Leukodystrophies are a clinically and genetically heterogeneous group of myelin disorders caused by abnormal development or destruction of the white matter in CNS.

A retrospective review of genetic testing of a large number of genes for patient with leukodystorphy. Outcomes of ES (~20,000 genes, n= 541 patients) and a panel (~300 genes, n=108 patients) are presented. A positive result was defined as the identification of one or two clinically relevant pathogenic or likely pathogenic variants (PV) in a single gene, depending on the mode of inheritance.

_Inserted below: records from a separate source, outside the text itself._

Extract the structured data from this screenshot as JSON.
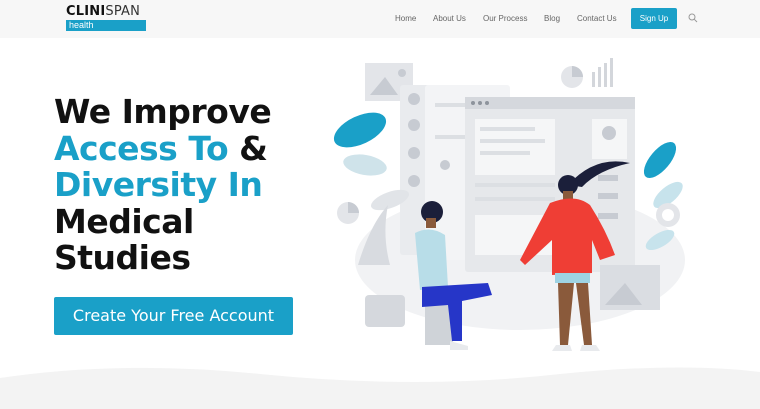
{
  "brand": {
    "name_bold": "CLINI",
    "name_thin": "SPAN",
    "sub": "health"
  },
  "nav": {
    "items": [
      "Home",
      "About Us",
      "Our Process",
      "Blog",
      "Contact Us"
    ],
    "signup_label": "Sign Up",
    "search_icon": "search-icon"
  },
  "hero": {
    "line1": "We Improve",
    "line2_accent": "Access To",
    "line2_rest": " &",
    "line3_accent": "Diversity In",
    "line4": "Medical",
    "line5": "Studies",
    "cta_label": "Create Your Free Account"
  },
  "colors": {
    "accent": "#1aa0c8",
    "header_bg": "#f7f7f7",
    "jacket": "#ef3e35",
    "pants": "#2636c8"
  }
}
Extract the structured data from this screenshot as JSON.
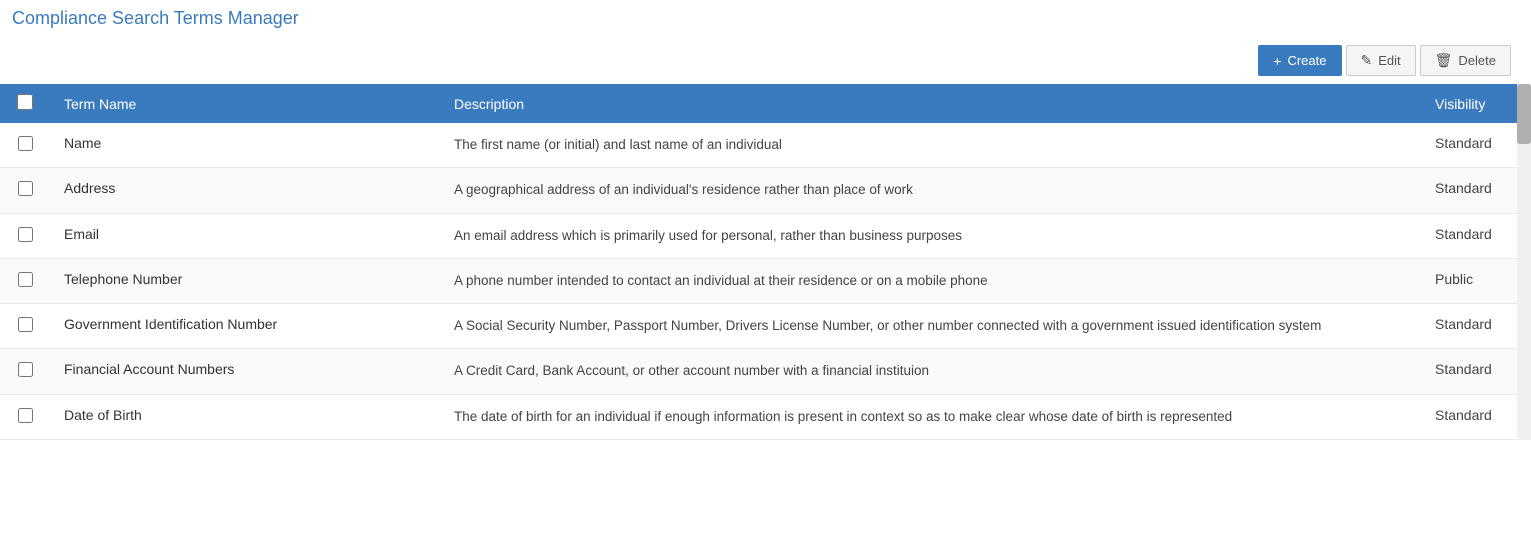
{
  "title": "Compliance Search Terms Manager",
  "toolbar": {
    "create_label": "Create",
    "edit_label": "Edit",
    "delete_label": "Delete"
  },
  "table": {
    "columns": {
      "checkbox": "",
      "term_name": "Term Name",
      "description": "Description",
      "visibility": "Visibility"
    },
    "rows": [
      {
        "term_name": "Name",
        "description": "The first name (or initial) and last name of an individual",
        "visibility": "Standard"
      },
      {
        "term_name": "Address",
        "description": "A geographical address of an individual's residence rather than place of work",
        "visibility": "Standard"
      },
      {
        "term_name": "Email",
        "description": "An email address which is primarily used for personal, rather than business purposes",
        "visibility": "Standard"
      },
      {
        "term_name": "Telephone Number",
        "description": "A phone number intended to contact an individual at their residence or on a mobile phone",
        "visibility": "Public"
      },
      {
        "term_name": "Government Identification Number",
        "description": "A Social Security Number, Passport Number, Drivers License Number, or other number connected with a government issued identification system",
        "visibility": "Standard"
      },
      {
        "term_name": "Financial Account Numbers",
        "description": "A Credit Card, Bank Account, or other account number with a financial instituion",
        "visibility": "Standard"
      },
      {
        "term_name": "Date of Birth",
        "description": "The date of birth for an individual if enough information is present in context so as to make clear whose date of birth is represented",
        "visibility": "Standard"
      }
    ]
  }
}
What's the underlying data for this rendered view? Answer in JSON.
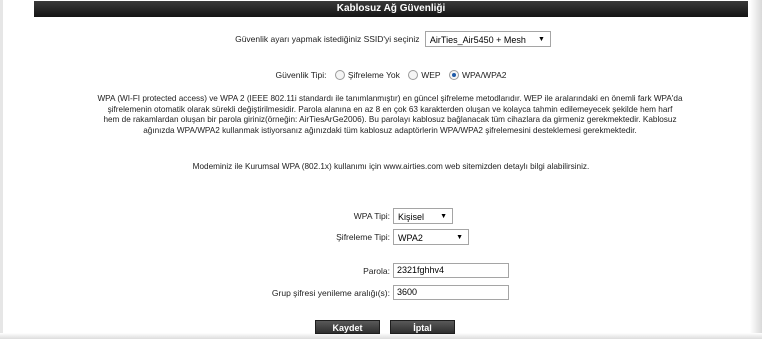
{
  "header": {
    "title": "Kablosuz Ağ Güvenliği"
  },
  "ssid": {
    "label": "Güvenlik ayarı yapmak istediğiniz SSID'yi seçiniz",
    "selected": "AirTies_Air5450 + Mesh"
  },
  "security_type": {
    "label": "Güvenlik Tipi:",
    "options": [
      "Şifreleme Yok",
      "WEP",
      "WPA/WPA2"
    ],
    "selected": "WPA/WPA2"
  },
  "description": {
    "lines": [
      "WPA (WI-FI protected access) ve WPA 2 (IEEE 802.11i standardı ile tanımlanmıştır) en güncel şifreleme metodlarıdır. WEP ile aralarındaki en önemli fark WPA'da",
      "şifrelemenin otomatik olarak sürekli değiştirilmesidir. Parola alanına en az 8 en çok 63 karakterden oluşan ve kolayca tahmin edilemeyecek şekilde hem harf",
      "hem de rakamlardan oluşan bir parola giriniz(örneğin: AirTiesArGe2006). Bu parolayı kablosuz bağlanacak tüm cihazlara da girmeniz gerekmektedir. Kablosuz",
      "ağınızda WPA/WPA2 kullanmak istiyorsanız ağınızdaki tüm kablosuz adaptörlerin WPA/WPA2 şifrelemesini desteklemesi gerekmektedir."
    ],
    "enterprise_note": "Modeminiz ile Kurumsal WPA (802.1x) kullanımı için www.airties.com web sitemizden detaylı bilgi alabilirsiniz."
  },
  "wpa_type": {
    "label": "WPA Tipi:",
    "selected": "Kişisel"
  },
  "encryption_type": {
    "label": "Şifreleme Tipi:",
    "selected": "WPA2"
  },
  "password": {
    "label": "Parola:",
    "value": "2321fghhv4"
  },
  "group_key": {
    "label": "Grup şifresi yenileme aralığı(s):",
    "value": "3600"
  },
  "buttons": {
    "save": "Kaydet",
    "cancel": "İptal"
  }
}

Similar results were observed between ES and a 300-gene panel. A PDR of 32.5% was observed using ES while the panel yielded a PDR of 32.4%. ES-Trio testing yielded a PDR of 34.1% which was significantly higher than proband-only testing (22.6%, p < 0.05). 51% of positive findings were in genes associated with autosomal recessive disorders. 41% of positive findings were in genes associated with autosomal dominant disorder, of which 81% were found to be de novo. Younger patients (<3 years old at testing) had a significantly higher PDR than adults (>17 years old at testing); 41.0% vs. 21.5% respectively (p<0.01). PVs were reported in 133 different genes by ES highlighting the vast genetic heterogeneity of leukodystrophies. Over 8% of these positive genes have only recently been described in association with disease. Additionally, 3.4% (6/176, average age 7.7 years) of positive findings were found in genes associated with disorders with an available treatment option. 

Genetic testing for patients with leukodystrophgy revealed a genetic etiology in one-third of patient when utilizing a trio-based, large gene panel or ES.